Peut-on contracter le Covid-19 au contact de surfaces contaminées ?

Certaines études réalisées dans des conditions expérimentales démontrent que le virus peut rester plus ou moins actif sur des surfaces inertes. Donc le risque de toucher le virus en manipulant des objets ayant été contaminés n’est théoriquement pas exclu, mais il est faible. C’est pour cela qu’il est important de respecter les règles suivantes : ne pas se toucher le visage durant ses achats, se laver les mains lorsque l’on rentre chez soi et essuyer les emballages avec un essuie-tout humide.

Comment nettoyer des surfaces potentiellement contaminées ?
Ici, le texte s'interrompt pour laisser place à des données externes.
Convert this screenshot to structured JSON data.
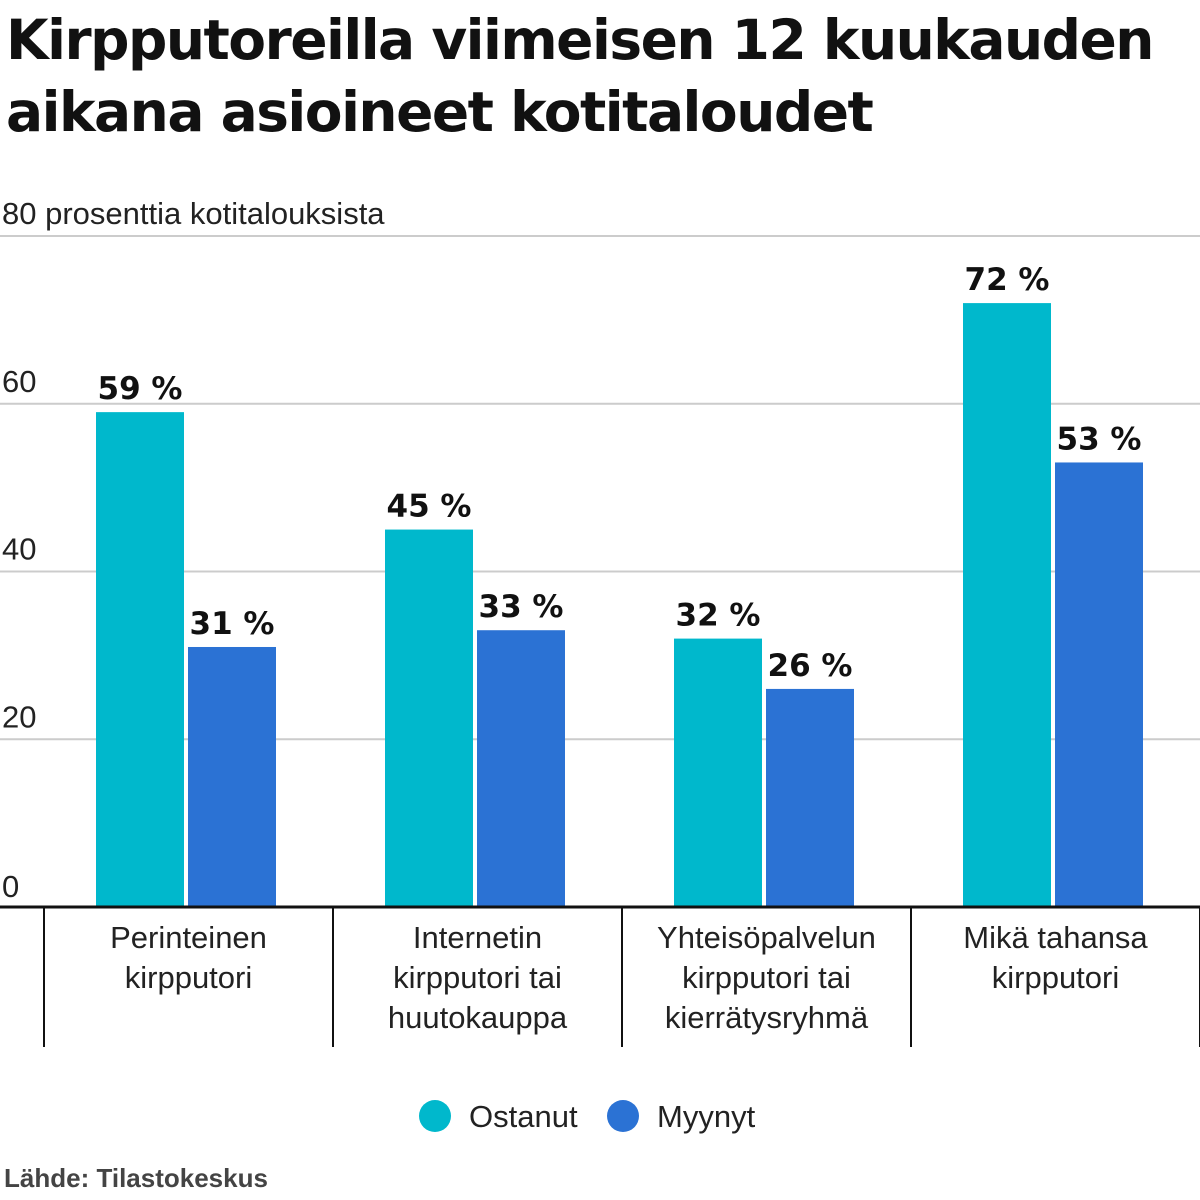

Afin de nettoyer des surfaces potentiellement contaminées, il faut utiliser des produits ménagers permettant d’effacer toute trace du virus. Vous pouvez utiliser par exemple l’alcool à 70°C qui est très efficace, pour désinfecter les poignées de porte, les claviers d’ordinateur ou de tablette. Si vous utilisez de l’eau de javel, utiliser ce produit avec précaution car il est fortement oxydant et caustique pour la peau, les muqueuses et les matériaux.

Le téléphone, en contact direct avec les mains et le visage, peut donc être un vecteur important de transmission du virus. Vous pouvez utiliser des lingettes désinfectantes ou de l’essuie-tout imbibé d’alcool ménager pour désinfecter l’écran du smartphone.